Çağla; Sen nasıl bu kadar rahat olabiliyorsun? anlamıyorum.

Sıla; Şu zamana kadar bana zorla bir şey yaptıramadıklarını görmüşlerdir herhalde ve bende çoğu büyü işe yaramıyor. Bi nebze koruma kalkanım var büyülere ve auralara karşı.

Ahmet; güçlü ve yalnız bir kurt. Bunu sevdim sanırım.

Sıla; Birinizin telefonuna ihitiyacım var.

Çiçek elinde ki telefonu bana uzattı.

Kendi kendime " şimidi kimi arayabilirim?... Sude yi arasam.... Ama o öldü. di-" 

Çiçek; Nasıl öldü? Yani arkadaşın mı öldü?

Sıla; Avcıların saldırısın da ölmüş.

Melih; Ama kurt okuldan ölen hiç yoktu.

Sıla; Kurt değil zaten.

Aylin; İnsanla mı arkadaşsın? Yani kurt olmayan biriyle mi?

Sıla; Kurt değil. Yarı vampirdi. O avcıların saldırısın da ölmüş. Ama tekrar hayata dönecek tam vampir olarak.  Ne zaman olduğunu bilmiyorum.

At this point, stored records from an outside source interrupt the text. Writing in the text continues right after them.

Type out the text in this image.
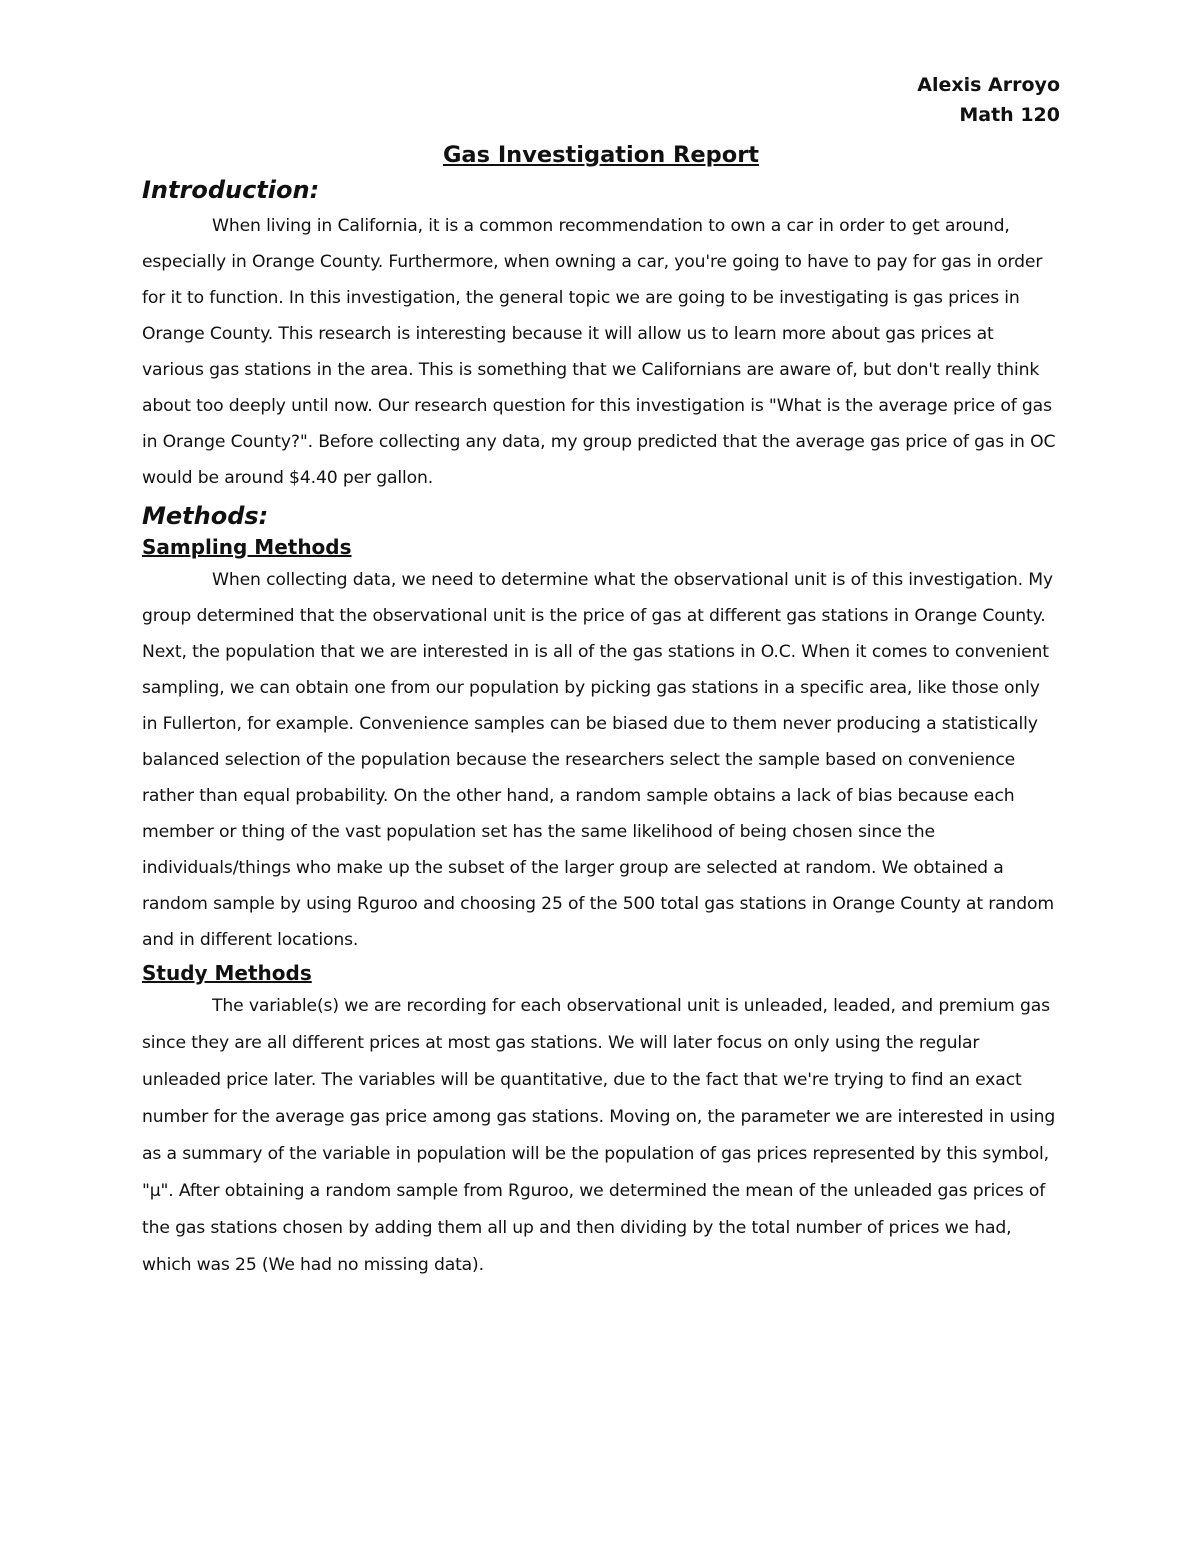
Alexis Arroyo
Math 120
Gas Investigation Report
Introduction:

When living in California, it is a common recommendation to own a car in order to get around, especially in Orange County. Furthermore, when owning a car, you're going to have to pay for gas in order for it to function. In this investigation, the general topic we are going to be investigating is gas prices in Orange County. This research is interesting because it will allow us to learn more about gas prices at various gas stations in the area. This is something that we Californians are aware of, but don't really think about too deeply until now. Our research question for this investigation is "What is the average price of gas in Orange County?". Before collecting any data, my group predicted that the average gas price of gas in OC would be around $4.40 per gallon.

Methods:
Sampling Methods

When collecting data, we need to determine what the observational unit is of this investigation. My group determined that the observational unit is the price of gas at different gas stations in Orange County. Next, the population that we are interested in is all of the gas stations in O.C. When it comes to convenient sampling, we can obtain one from our population by picking gas stations in a specific area, like those only in Fullerton, for example. Convenience samples can be biased due to them never producing a statistically balanced selection of the population because the researchers select the sample based on convenience rather than equal probability. On the other hand, a random sample obtains a lack of bias because each member or thing of the vast population set has the same likelihood of being chosen since the individuals/things who make up the subset of the larger group are selected at random. We obtained a random sample by using Rguroo and choosing 25 of the 500 total gas stations in Orange County at random and in different locations.

Study Methods

The variable(s) we are recording for each observational unit is unleaded, leaded, and premium gas since they are all different prices at most gas stations. We will later focus on only using the regular unleaded price later. The variables will be quantitative, due to the fact that we're trying to find an exact number for the average gas price among gas stations. Moving on, the parameter we are interested in using as a summary of the variable in population will be the population of gas prices represented by this symbol, "μ". After obtaining a random sample from Rguroo, we determined the mean of the unleaded gas prices of the gas stations chosen by adding them all up and then dividing by the total number of prices we had, which was 25 (We had no missing data).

Telefondan aklımda bulunan telefon numarasını girdim.

Özcan; Efendim?

Sıla; Orada durumlar nasıl?

Özcan; Sıla? Sen yaşıyorsun?

Sıla; Yok ölü biriyle konuşuyorsun şuan.

Özcan; Her neyse. Ne zaman geleceksin buraya? İki okulunda birleşmesi adına bir tören yapılacakmış ve senin de bu törende olmanı istiyorlarmış.

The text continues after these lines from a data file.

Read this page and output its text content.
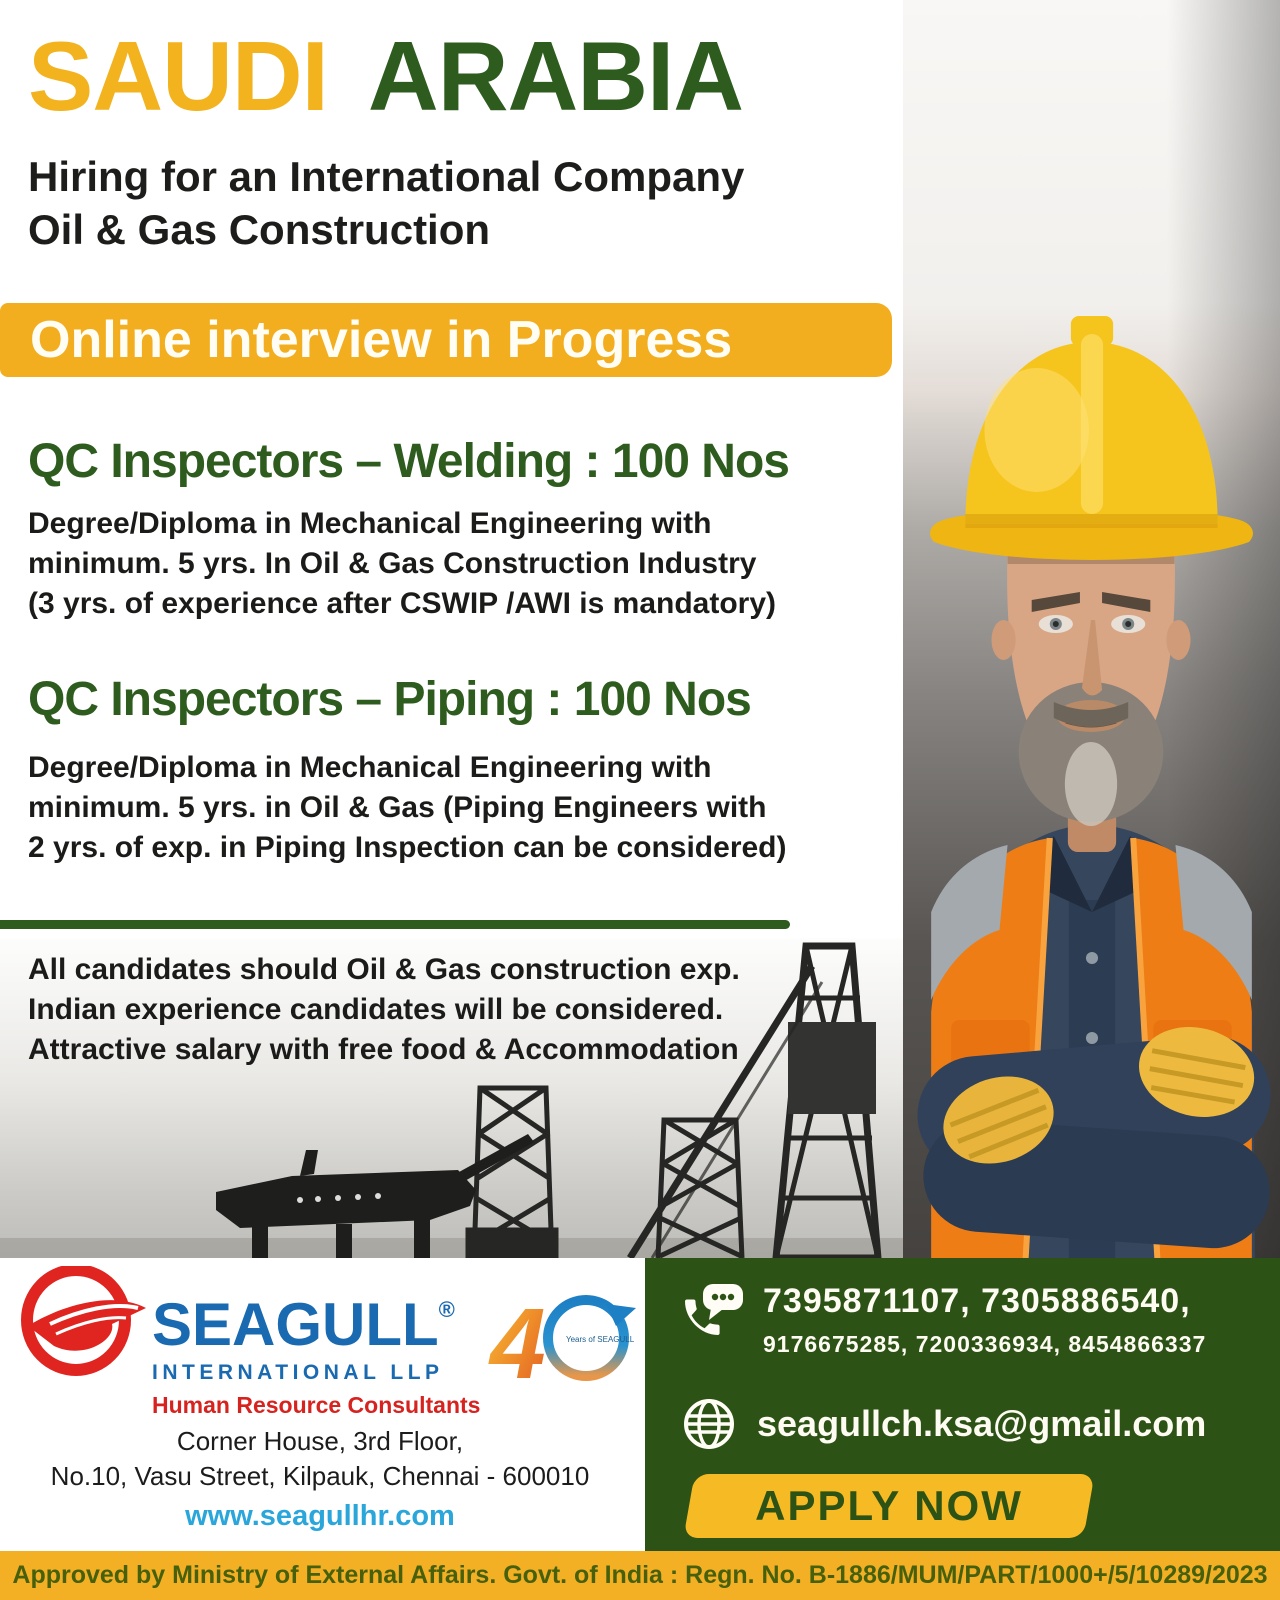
SAUDI ARABIA
Hiring for an International Company
Oil & Gas Construction
Online interview in Progress
QC Inspectors – Welding : 100 Nos
Degree/Diploma in Mechanical Engineering with
minimum. 5 yrs. In Oil & Gas Construction Industry
(3 yrs. of experience after CSWIP /AWI is mandatory)
QC Inspectors – Piping : 100 Nos
Degree/Diploma in Mechanical Engineering with
minimum. 5 yrs. in Oil & Gas (Piping Engineers with
2 yrs. of exp. in Piping Inspection can be considered)
All candidates should Oil & Gas construction exp.
Indian experience candidates will be considered.
Attractive salary with free food & Accommodation
SEAGULL®
INTERNATIONAL LLP
Human Resource Consultants
4	Years of SEAGULL
Corner House, 3rd Floor,
No.10, Vasu Street, Kilpauk, Chennai - 600010
www.seagullhr.com
7395871107, 7305886540,
9176675285, 7200336934, 8454866337
seagullch.ksa@gmail.com
APPLY NOW
Approved by Ministry of External Affairs. Govt. of India : Regn. No. B-1886/MUM/PART/1000+/5/10289/2023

Sıla; İyi. Yakın zamanda gelirim oraya. Görüşürüz.

Özcan; Görüşürüz.

Telefonu kapatıp sahibine verdim.

Aylin; Demiştim değil mi ? İllaki tören olur diye.

Sıla; Merak ettim şimdi. Tören nasıl olur diye. Madem orada olma mı istiyorlar. Olurum.

Aylin; Ben az önce ne anlattım? Yok bu kız anlamıyor.

Sırıtarak " Beni fazla hafife alıyorsunuz." dedim.